Board member Scott Feldt countered that over the long run, the district could make money through increased enrollments.
Board member Kristin Hesselbacher, who like Severson and Stottler has had a child in the Challenge Program, said the expansion would help the district include students from groups that are under-represented in the Challenge Program. She said the district could address a longtime criticism that the program serves mostly white, middle-class students from the east side.
The board can mae decisions on what members think and what they feel, but the board has embraced the principle of making decisions based on data, and there's not enough data to make a decision about this expansion, Severson argued.

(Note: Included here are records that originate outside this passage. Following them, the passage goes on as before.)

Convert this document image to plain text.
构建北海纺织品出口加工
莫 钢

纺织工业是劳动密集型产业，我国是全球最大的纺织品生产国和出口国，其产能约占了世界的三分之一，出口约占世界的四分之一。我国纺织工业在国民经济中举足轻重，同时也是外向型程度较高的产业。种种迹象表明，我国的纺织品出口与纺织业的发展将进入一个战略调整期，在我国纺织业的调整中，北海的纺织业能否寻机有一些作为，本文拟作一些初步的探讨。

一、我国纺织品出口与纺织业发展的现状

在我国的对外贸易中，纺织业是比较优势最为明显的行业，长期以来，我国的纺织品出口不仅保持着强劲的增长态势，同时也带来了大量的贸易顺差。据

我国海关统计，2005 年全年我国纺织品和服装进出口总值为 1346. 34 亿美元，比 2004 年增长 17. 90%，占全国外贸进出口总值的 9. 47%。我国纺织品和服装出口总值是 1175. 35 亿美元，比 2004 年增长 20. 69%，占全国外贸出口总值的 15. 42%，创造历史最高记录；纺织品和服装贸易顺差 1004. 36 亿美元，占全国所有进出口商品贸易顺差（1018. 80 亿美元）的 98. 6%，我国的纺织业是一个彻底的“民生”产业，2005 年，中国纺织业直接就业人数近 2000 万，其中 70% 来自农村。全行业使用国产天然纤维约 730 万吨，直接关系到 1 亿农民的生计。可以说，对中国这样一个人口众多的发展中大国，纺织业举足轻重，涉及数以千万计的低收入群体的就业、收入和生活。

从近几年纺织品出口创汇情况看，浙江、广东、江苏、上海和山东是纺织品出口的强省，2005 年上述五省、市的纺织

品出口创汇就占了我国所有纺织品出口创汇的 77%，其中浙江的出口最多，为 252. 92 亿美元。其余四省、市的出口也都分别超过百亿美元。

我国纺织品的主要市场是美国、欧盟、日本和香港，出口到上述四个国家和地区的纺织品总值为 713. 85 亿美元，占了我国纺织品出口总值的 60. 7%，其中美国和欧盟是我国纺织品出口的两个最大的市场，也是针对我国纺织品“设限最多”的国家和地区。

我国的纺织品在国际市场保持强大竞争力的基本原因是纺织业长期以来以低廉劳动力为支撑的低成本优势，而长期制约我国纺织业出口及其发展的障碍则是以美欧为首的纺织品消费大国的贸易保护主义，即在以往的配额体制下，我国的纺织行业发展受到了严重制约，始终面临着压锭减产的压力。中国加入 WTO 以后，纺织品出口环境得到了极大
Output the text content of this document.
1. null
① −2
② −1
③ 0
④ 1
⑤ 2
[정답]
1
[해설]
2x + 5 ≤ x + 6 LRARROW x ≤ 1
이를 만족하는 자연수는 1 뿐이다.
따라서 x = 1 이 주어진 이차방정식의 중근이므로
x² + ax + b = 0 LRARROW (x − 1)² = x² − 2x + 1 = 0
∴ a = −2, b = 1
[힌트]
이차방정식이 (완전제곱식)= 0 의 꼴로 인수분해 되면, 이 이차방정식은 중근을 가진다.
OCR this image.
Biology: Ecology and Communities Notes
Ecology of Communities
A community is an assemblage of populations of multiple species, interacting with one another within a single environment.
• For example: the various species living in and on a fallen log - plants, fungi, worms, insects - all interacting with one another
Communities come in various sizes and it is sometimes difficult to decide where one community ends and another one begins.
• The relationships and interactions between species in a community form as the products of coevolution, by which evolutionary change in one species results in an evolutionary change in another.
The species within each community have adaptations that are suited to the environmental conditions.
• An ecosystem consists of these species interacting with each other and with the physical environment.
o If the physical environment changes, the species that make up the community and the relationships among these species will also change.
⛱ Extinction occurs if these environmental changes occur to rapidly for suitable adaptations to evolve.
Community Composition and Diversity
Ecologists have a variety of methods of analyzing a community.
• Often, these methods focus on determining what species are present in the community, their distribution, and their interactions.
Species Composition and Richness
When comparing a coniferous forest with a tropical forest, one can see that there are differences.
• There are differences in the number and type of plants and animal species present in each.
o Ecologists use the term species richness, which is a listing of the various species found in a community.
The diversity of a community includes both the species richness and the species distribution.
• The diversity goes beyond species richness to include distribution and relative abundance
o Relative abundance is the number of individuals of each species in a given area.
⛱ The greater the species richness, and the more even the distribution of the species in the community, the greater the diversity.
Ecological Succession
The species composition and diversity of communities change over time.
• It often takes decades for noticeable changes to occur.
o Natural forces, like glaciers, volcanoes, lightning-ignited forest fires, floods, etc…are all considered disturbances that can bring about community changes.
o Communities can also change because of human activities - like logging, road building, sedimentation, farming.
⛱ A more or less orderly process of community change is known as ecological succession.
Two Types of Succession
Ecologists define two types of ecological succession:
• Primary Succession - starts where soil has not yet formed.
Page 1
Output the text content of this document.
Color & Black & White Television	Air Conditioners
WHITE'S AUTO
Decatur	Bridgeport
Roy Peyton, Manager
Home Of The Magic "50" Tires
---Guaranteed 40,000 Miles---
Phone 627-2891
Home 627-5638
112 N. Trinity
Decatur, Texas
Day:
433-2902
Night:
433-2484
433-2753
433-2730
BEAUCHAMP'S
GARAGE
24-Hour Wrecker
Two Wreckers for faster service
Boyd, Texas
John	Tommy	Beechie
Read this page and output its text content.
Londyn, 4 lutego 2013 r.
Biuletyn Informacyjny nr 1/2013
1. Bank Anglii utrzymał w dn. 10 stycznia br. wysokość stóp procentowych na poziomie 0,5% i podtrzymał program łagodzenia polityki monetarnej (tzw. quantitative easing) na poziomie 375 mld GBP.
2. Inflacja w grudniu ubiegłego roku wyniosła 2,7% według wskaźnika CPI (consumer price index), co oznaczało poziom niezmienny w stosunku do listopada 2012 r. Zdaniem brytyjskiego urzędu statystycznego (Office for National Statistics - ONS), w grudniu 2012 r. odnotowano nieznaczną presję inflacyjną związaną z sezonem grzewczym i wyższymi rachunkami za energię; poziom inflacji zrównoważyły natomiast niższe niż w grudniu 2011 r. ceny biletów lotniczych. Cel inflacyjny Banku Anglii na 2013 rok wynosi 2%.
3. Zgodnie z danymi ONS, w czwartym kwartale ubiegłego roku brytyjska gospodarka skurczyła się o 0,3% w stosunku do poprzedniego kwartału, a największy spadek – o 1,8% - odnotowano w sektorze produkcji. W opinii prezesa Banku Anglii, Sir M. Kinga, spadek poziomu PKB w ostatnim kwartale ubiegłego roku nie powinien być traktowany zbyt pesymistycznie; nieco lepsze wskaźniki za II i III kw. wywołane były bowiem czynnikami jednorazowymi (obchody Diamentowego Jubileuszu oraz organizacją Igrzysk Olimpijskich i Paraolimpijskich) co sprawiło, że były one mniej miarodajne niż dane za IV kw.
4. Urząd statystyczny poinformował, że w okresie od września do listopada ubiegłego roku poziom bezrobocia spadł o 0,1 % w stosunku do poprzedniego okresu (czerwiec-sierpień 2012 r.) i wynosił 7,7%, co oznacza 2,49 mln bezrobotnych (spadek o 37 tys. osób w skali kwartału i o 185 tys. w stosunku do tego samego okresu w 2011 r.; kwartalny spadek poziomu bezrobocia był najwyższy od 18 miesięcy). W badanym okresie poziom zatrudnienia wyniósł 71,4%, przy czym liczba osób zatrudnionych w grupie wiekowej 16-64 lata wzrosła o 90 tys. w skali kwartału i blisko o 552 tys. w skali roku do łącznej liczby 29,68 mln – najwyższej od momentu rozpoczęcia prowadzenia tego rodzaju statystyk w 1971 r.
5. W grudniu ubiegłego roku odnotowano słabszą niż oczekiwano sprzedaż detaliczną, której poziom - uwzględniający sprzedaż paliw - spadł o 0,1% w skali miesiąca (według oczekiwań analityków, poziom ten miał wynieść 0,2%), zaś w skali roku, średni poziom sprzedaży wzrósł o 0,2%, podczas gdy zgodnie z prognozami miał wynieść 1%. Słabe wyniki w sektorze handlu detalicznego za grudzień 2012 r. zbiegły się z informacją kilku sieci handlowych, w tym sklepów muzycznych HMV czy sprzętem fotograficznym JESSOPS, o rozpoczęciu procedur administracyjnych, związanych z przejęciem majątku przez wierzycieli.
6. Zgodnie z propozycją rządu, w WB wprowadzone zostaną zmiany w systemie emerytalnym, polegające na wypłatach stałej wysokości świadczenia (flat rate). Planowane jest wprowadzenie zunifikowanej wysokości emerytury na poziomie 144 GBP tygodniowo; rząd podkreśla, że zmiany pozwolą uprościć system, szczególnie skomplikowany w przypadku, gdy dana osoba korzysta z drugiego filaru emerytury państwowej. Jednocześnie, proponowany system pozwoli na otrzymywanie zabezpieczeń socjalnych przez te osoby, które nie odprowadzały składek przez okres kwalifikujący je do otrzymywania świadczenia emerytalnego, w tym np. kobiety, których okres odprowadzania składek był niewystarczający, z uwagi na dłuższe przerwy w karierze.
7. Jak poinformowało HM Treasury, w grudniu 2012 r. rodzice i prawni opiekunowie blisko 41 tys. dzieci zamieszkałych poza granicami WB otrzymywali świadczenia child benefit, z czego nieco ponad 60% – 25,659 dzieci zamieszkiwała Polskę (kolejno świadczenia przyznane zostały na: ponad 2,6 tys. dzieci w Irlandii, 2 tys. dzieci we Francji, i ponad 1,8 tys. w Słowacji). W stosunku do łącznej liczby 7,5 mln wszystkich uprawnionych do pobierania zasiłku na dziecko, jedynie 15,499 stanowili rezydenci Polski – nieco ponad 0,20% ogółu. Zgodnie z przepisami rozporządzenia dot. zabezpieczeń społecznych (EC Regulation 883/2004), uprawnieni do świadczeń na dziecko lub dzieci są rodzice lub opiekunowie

Suspended administrator will retire
A Janesville School District administrator who has been on paid leave pending an investigation is retiring, the district announced Tuesday.
The school board approved Barb Hilliker's retirement after meeting in closed session Tuesday night.
Hilliker has been on paid leave since Feb. 10. Officials have not said why. Her retirement goes into effect March 31.
The Gazette has requested copies of documents relating to the investigation.
"The District is currently processing this request and will work diligently to provide such records as soon as practicable," according to a statement.
Hilliker led the district's special education department, overseeing programs for students with disabilities.
"The Board appreciates Ms. Hilliker's many years of service with the district and wishes Ms. Hilliker well in her retirement," according to the statement. "Ms. Hilliker thanks the board for the opportunity to serve the district."
Superintendent Karen Schulte said Feb. 20 that Hilliker was being investigated for work-related issues.
Hilliker had worked in special education in the district since 1980. Her salary this year was $112,707.